Chronicle, a cybersecurity company and a subsidiary of Alphabet Inc (Google), has launched its first business product called Backstory. Chronicle was born last year out of X, Alphabet’s Moonshot Factory which is made up of a diverse group of inventors and entrepreneurs focused on launching new technologies. Backstory is a cybersecurity tool that helps companies quickly detect threats, investigate incidents, find vulnerabilities and search out potential threats.
Backstory is a cloud-based service that allows companies to securely upload, analyze and store “internal security telemetry” to assess potential threats. Companies can upload DNS traffic, NetFlow data, endpoint logs, proxy logs, and other data to the engine which will automatically scan the data for threats. Chronicle also add that your data remains private and isn’t scanned or available to anyone for other purposes. Backstory can detect malicious web domains and malware infected files and compile reports. As with most Google products, the interface is polished and easy to use.

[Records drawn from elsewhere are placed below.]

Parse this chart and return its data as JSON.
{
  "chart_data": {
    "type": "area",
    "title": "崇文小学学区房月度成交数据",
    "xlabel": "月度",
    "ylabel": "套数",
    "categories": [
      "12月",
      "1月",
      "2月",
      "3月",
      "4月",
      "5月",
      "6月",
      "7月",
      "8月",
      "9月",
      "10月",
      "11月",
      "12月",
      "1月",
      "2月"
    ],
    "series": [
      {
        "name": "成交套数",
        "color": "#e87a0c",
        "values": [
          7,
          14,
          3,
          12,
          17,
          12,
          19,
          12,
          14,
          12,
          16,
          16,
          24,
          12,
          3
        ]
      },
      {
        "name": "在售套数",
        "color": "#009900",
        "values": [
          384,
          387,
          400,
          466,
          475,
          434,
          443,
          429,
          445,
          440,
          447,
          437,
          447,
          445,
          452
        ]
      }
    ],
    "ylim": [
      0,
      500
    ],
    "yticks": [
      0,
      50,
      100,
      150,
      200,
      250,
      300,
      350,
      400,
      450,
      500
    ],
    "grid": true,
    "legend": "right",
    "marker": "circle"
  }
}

Backstory was designed for a world where companies generate massive amounts of security telemetry and struggle to hire enough trained analysts to make sense of it.
Chronicle reported that they have tested the software on organizations ranging from 500 to 500,000 employees to see how it functions at different levels.
Companies are producing more and more data every year putting more pressure on our tools and employees to make sense of the data. Backstory is essentially a tool to help manage security threats even with a high volume of data, and arrive at solutions quickly.
Backstory compares your network activity against a continuous stream of threat intelligence signals, curated from a variety of sources, to detect potential threats instantly. It also continuously compares any new piece of information against your company’s historical activity, to notify you of any historical access to known-bad web domains, malware-infected files, and other threats.
Backstory has been integrated with VirusTotal, a malware intelligence service that is part of Chronicle, as well as threat intelligence services from Avast and Proofpoint.
Chronicle has said that licenses will be based on the size of the company, rather than the amount of data uploaded.
Building a system that can analyze large amounts of telemetry for you won’t be useful if you are penalized for actually loading all of that information. Too often, vendors charge customers based on the amount of information they process. Since most organizations generate more data every year, their security bills keep rising, but they aren’t more secure. Backstory is licensed differently, making it easy for you to get value from your own data.
Google’s new cybersecurity products won’t be considered good news by all. Many people will consider this venture as a new area Google is trying to dominate, pushing their rivals under the table. However, Google has been active on the cybersecurity scene since 2012 when Chronicle was born, since then they have been working on projects to arrive where they are today. It is too soon to tell how successful Backstory will be but it certainly has the potential to make some waves.